This is a discussion on Re: A different approach to scoring spamassassin hits - SpamAssassin ; Tom Allison wrote: > > On Jun 30, 2007, at 1:20 AM, Marc Perkel wrote: > >> >> >> >> Tom Allison wrote: >>> For some years now there has been a lot of effective spam filtering >>> using statistical ...
Tom Allison wrote:
> On Jun 30, 2007, at 1:20 AM, Marc Perkel wrote:
>> Tom Allison wrote:
>>> For some years now there has been a lot of effective spam filtering
>>> using statistical approaches with variations on Bayesian theory,
>>> some of these are inverse Chi Square modifications to Niave Bayes or
>>> even CRM114 and other "languages" have been developed to improve the
>>> scoring of statistical analysis of spam. For all statistical
>>> processes the spamicity is always between 0 and 1.
>>> Many Thanks for those of you who have read this far for your
>>> patience and consideration.
>> Tom, I suggested something somilar to that years ago and I'd still
>> like to see it tried out. I wonder what would happen if you stripped
>> ot the body and ran bayes just on the headers and the rules and let
>> bayes figure it out. You do have to have some points to start with to
>> get bayes pointed in the right direction. But you could use black
>> lists and white lists to do bayes training. Also needs more rules to
>> identify ham and not just rules to identify spam.
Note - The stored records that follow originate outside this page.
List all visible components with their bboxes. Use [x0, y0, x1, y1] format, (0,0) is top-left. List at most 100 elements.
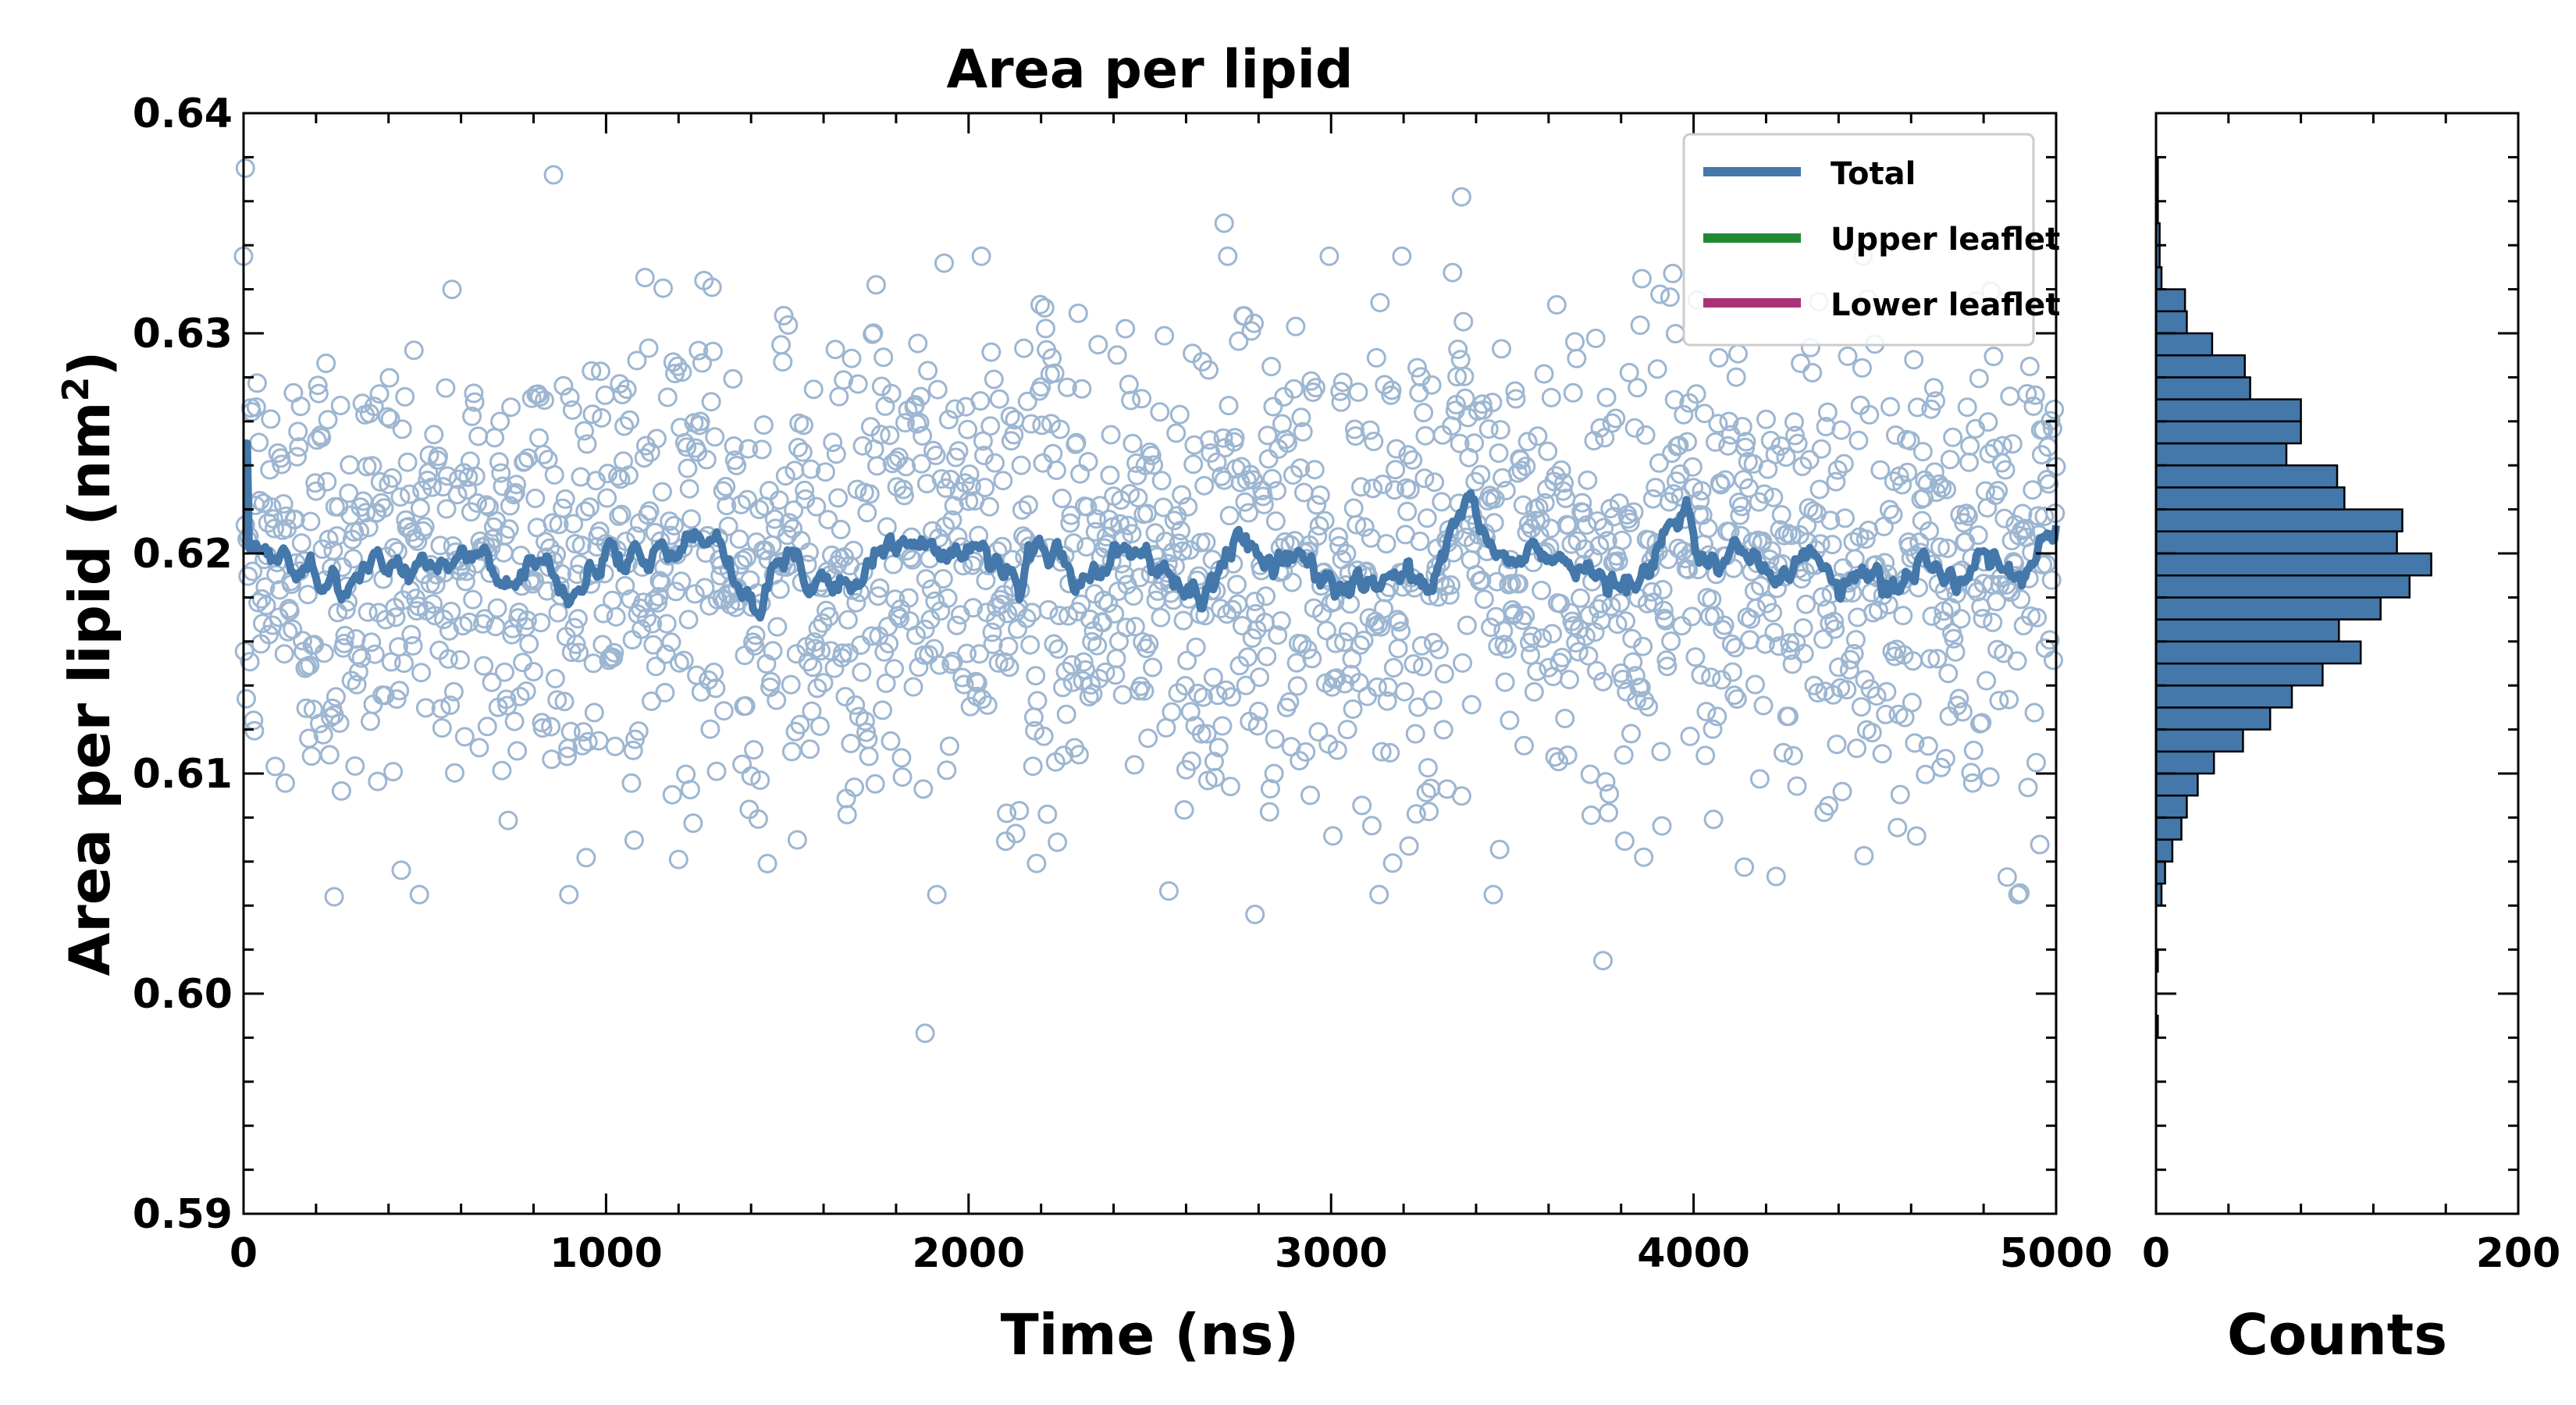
scatter-point [1566, 633, 1586, 653]
histogram-bar [2154, 684, 2293, 709]
scatter-point [1434, 663, 1454, 684]
scatter-point [362, 456, 382, 476]
scatter-point [1399, 836, 1419, 856]
scatter-point [1112, 685, 1133, 705]
scatter-point [455, 571, 475, 592]
scatter-point [1267, 481, 1286, 501]
scatter-point [1225, 428, 1245, 448]
scatter-point [339, 483, 359, 503]
scatter-point [757, 853, 777, 873]
scatter-point [571, 535, 592, 556]
scatter-point [683, 813, 703, 834]
scatter-point [1371, 617, 1391, 637]
scatter-point [1087, 635, 1108, 656]
scatter-point [623, 740, 643, 760]
scatter-point [1852, 357, 1872, 378]
scatter-point [1451, 786, 1471, 806]
scatter-point [1372, 742, 1392, 762]
scatter-point [464, 383, 484, 404]
scatter-point [1771, 505, 1791, 525]
scatter-point [1457, 615, 1477, 635]
scatter-point [1344, 419, 1364, 439]
scatter-point [678, 610, 699, 630]
scatter-point [1496, 481, 1516, 500]
scatter-point [1764, 622, 1784, 642]
scatter-point [1922, 606, 1942, 626]
scatter-point [1586, 660, 1606, 681]
scatter-point [584, 702, 604, 723]
scatter-point [283, 619, 303, 639]
scatter-point [1410, 532, 1430, 551]
scatter-point [795, 480, 815, 500]
scatter-point [1009, 801, 1030, 821]
scatter-point [1698, 518, 1718, 539]
scatter-point [1516, 457, 1536, 476]
scatter-point [265, 518, 284, 539]
scatter-point [1194, 475, 1215, 496]
scatter-point [1325, 633, 1346, 653]
scatter-point [1535, 493, 1555, 513]
scatter-point [1741, 609, 1761, 629]
scatter-point [717, 496, 737, 516]
scatter-point [1522, 626, 1542, 646]
scatter-point [834, 370, 854, 390]
scatter-point [745, 635, 765, 656]
scatter-point [1082, 631, 1102, 652]
scatter-point [545, 668, 565, 688]
histogram-bar [2154, 552, 2432, 577]
scatter-point [729, 529, 749, 550]
scatter-point [400, 484, 419, 504]
scatter-point [329, 713, 350, 733]
scatter-point [2030, 834, 2050, 855]
scatter-point [1443, 262, 1463, 283]
histogram-x-axis-label: Counts [2227, 1302, 2447, 1368]
scatter-point [1080, 609, 1100, 629]
scatter-point [1419, 802, 1439, 822]
scatter-point [1787, 776, 1807, 796]
scatter-point [541, 717, 561, 737]
scatter-point [1726, 367, 1746, 387]
scatter-point [1403, 450, 1423, 470]
scatter-point [237, 688, 256, 709]
scatter-point [679, 478, 699, 499]
scatter-point [1186, 637, 1206, 657]
scatter-point [876, 673, 896, 693]
scatter-point [692, 353, 712, 373]
scatter-point [590, 361, 610, 382]
scatter-point [1385, 480, 1404, 500]
scatter-point [1534, 364, 1554, 384]
scatter-point [1191, 724, 1212, 744]
scatter-point [1413, 656, 1432, 677]
scatter-point [859, 484, 880, 504]
scatter-point [497, 695, 518, 716]
scatter-point [666, 582, 686, 602]
scatter-point [554, 692, 575, 712]
scatter-point [1357, 686, 1378, 706]
scatter-point [437, 466, 457, 486]
scatter-point [668, 849, 688, 870]
scatter-point [1217, 604, 1237, 624]
scatter-point [1386, 460, 1406, 480]
scatter-point [1023, 756, 1043, 777]
scatter-point [1245, 905, 1265, 924]
scatter-point [1361, 816, 1382, 836]
scatter-point [1308, 526, 1328, 546]
scatter-point [646, 429, 667, 449]
scatter-point [1511, 461, 1532, 481]
scatter-point [2044, 400, 2065, 419]
scatter-point [1343, 498, 1364, 518]
scatter-point [911, 454, 931, 474]
scatter-point [1309, 516, 1329, 536]
scatter-point [767, 690, 787, 710]
scatter-point [1529, 525, 1550, 546]
scatter-point [681, 509, 701, 529]
scatter-point [1832, 781, 1852, 802]
scatter-point [1825, 619, 1845, 639]
scatter-point [1155, 325, 1175, 346]
scatter-point [1130, 676, 1151, 696]
scatter-point [1439, 585, 1460, 605]
scatter-point [1094, 590, 1114, 610]
scatter-point [802, 657, 823, 678]
histogram-bar [2154, 288, 2186, 313]
scatter-point [740, 570, 760, 590]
> I was under the belief that there were Ham-centric tests that would
> result in negative point scorings.
> Ham doesn't try to be evasive. It's pretty easy to identify. Without
> SA tagging much of it falls to <<0.5 and whitelisting would capture
> much of the exceptions.
> As for headers only testing -- The first five lines of stock spam is
> very telling...
> My question about SA is the PerMsgStatus (I think) Is this the place
> to retrieve all the rules information? I know today you can get a
> list of all the rules that HIT, but is there where you would look to
> find all the rules that were attempted? Or is there a better place
> for it?
There are some ham tests in SA but not nearly enough.